Um exemplo é a corda dorsal, um tubo que se forma no desenvolvimento embrionário humano e no dos outros vertebrados, mas que acaba por fazer parte só dos discos intervertebrais na coluna vertebral. Ao contrário de nós, as lampreias mantêm a corda dorsal após o nascimento e não têm coluna vertebral; em vez disso, têm uma série de estruturas cartilagíneas ao longo do corpo que lhes dá sustentação.
As imagens obtidas dos fósseis do Monstro de Tully permitiram identificar também uma corda dorsal e as mesmas estruturas de cartilagem repetidas ao longo dos segmentos do animal. Há mais. “Por exemplo, descobrimos que os dentes do Monstro de Tully são feitos provavelmente de queratina”, explica Victoria McCoy, tal como os dentes das lampreias.
Além disso, a investigação permitiu tirar a limpo qual a função da boca. No passado, cientistas defenderam que aquelas “pinças” com dentes serviam para agarrar as presas e as colocar noutro orifício que seria a boca. Agora, o estudo concluiu que o orifício das “pinças” era a verdadeira entrada para o sistema digestivo, ou seja, a boca.
Assim, a equipe colocou o Monstro de Tully no mesmo grupo das lampreias, dentro da árvore evolutiva dos vertebrados. “Isto realmente altera o que sabemos sobre a família das lampreias. Todas as lampreias modernas são semelhantes entre si, e muito diferentes do Monstro de Tully. Por isso, o Monstro de Tully diz-nos que as espécies de lampreias de hoje são apenas o que resta de um grupo que, em tempos, foi muito maior e mais diverso.”

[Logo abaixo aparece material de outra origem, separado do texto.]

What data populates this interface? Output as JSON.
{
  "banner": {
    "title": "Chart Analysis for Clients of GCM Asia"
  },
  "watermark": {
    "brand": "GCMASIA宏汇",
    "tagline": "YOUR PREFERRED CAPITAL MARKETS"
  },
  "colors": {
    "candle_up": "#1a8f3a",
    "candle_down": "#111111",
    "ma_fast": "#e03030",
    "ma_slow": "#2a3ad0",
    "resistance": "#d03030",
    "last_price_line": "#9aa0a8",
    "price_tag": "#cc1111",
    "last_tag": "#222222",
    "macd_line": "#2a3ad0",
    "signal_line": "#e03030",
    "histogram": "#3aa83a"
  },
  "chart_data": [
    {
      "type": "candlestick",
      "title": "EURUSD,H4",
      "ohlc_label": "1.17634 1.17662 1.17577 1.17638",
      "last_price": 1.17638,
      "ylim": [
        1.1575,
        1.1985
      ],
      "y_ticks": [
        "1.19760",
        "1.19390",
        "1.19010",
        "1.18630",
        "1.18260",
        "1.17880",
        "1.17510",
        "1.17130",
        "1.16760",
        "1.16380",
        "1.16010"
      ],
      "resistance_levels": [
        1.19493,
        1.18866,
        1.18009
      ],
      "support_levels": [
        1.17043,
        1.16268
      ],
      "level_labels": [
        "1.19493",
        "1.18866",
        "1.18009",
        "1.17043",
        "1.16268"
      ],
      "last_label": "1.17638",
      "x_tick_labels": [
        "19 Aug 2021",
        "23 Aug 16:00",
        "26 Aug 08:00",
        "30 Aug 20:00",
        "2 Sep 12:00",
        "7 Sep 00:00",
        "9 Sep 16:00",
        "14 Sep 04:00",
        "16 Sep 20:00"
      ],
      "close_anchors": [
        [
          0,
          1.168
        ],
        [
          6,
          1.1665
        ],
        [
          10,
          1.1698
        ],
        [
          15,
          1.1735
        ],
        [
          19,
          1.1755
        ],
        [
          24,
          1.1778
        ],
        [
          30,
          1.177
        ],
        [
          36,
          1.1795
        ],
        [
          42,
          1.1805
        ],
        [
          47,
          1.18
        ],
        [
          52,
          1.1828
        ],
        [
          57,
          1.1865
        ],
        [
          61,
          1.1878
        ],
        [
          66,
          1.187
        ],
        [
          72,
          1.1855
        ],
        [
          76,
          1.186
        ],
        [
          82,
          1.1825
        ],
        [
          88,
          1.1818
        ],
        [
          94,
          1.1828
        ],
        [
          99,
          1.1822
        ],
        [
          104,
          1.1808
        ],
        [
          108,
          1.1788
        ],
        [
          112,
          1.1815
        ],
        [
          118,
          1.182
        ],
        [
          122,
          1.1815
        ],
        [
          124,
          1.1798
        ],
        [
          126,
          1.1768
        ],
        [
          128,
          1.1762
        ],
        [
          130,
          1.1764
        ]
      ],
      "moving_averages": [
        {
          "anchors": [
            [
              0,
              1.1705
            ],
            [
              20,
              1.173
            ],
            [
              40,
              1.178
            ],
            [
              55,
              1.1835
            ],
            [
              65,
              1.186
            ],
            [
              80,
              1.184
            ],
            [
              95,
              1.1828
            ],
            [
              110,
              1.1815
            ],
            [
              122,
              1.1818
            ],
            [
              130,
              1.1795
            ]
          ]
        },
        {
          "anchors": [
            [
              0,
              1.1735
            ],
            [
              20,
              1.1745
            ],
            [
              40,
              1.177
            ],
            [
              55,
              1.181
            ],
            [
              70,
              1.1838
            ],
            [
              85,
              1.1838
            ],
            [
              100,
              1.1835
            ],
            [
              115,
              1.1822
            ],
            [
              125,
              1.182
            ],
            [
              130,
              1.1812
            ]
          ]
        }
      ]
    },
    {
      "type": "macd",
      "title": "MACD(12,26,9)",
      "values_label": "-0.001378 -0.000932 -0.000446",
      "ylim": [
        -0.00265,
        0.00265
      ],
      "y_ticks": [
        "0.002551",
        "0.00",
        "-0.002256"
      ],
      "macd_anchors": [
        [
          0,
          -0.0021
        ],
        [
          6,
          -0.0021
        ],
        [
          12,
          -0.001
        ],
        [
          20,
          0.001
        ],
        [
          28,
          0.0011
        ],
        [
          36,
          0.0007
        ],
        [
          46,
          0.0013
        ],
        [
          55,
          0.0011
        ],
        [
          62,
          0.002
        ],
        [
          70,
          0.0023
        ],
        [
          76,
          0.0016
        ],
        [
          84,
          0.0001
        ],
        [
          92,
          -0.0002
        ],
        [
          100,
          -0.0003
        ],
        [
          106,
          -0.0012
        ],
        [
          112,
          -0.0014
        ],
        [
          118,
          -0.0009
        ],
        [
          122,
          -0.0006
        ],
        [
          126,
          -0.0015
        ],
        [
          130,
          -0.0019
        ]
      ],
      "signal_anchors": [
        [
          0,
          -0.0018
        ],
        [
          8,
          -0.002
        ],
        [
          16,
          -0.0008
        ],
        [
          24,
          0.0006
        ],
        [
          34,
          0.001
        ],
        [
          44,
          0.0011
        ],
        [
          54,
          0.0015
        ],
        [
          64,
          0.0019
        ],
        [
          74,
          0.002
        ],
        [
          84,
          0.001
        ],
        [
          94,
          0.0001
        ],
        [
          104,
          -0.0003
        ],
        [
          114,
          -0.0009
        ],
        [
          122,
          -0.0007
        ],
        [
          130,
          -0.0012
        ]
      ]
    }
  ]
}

Mas olhando hoje para estes animais, 300 milhões de anos após terem prosperado nas águas do Período Carbonífero (penúltimo período da Era Paleozoica), pode-se cair no erro de fazer a interpretação inversa. Por ser tão distante do que conhecemos, o Monstro de Tully parece uma entidade aberrante, uma tentativa falhada da evolução, um ser destinado a extinguir-se. Victoria McCoy desfaz este preconceito: “Eram diferentes dos animais que observamos hoje. Isso não quer dizer que fossem intrinsecamente estranhos, ou monstruosos, ou mal sucedidos. Apenas prosperavam numa altura diferente e de uma forma diferente do que estamos familiarizados.”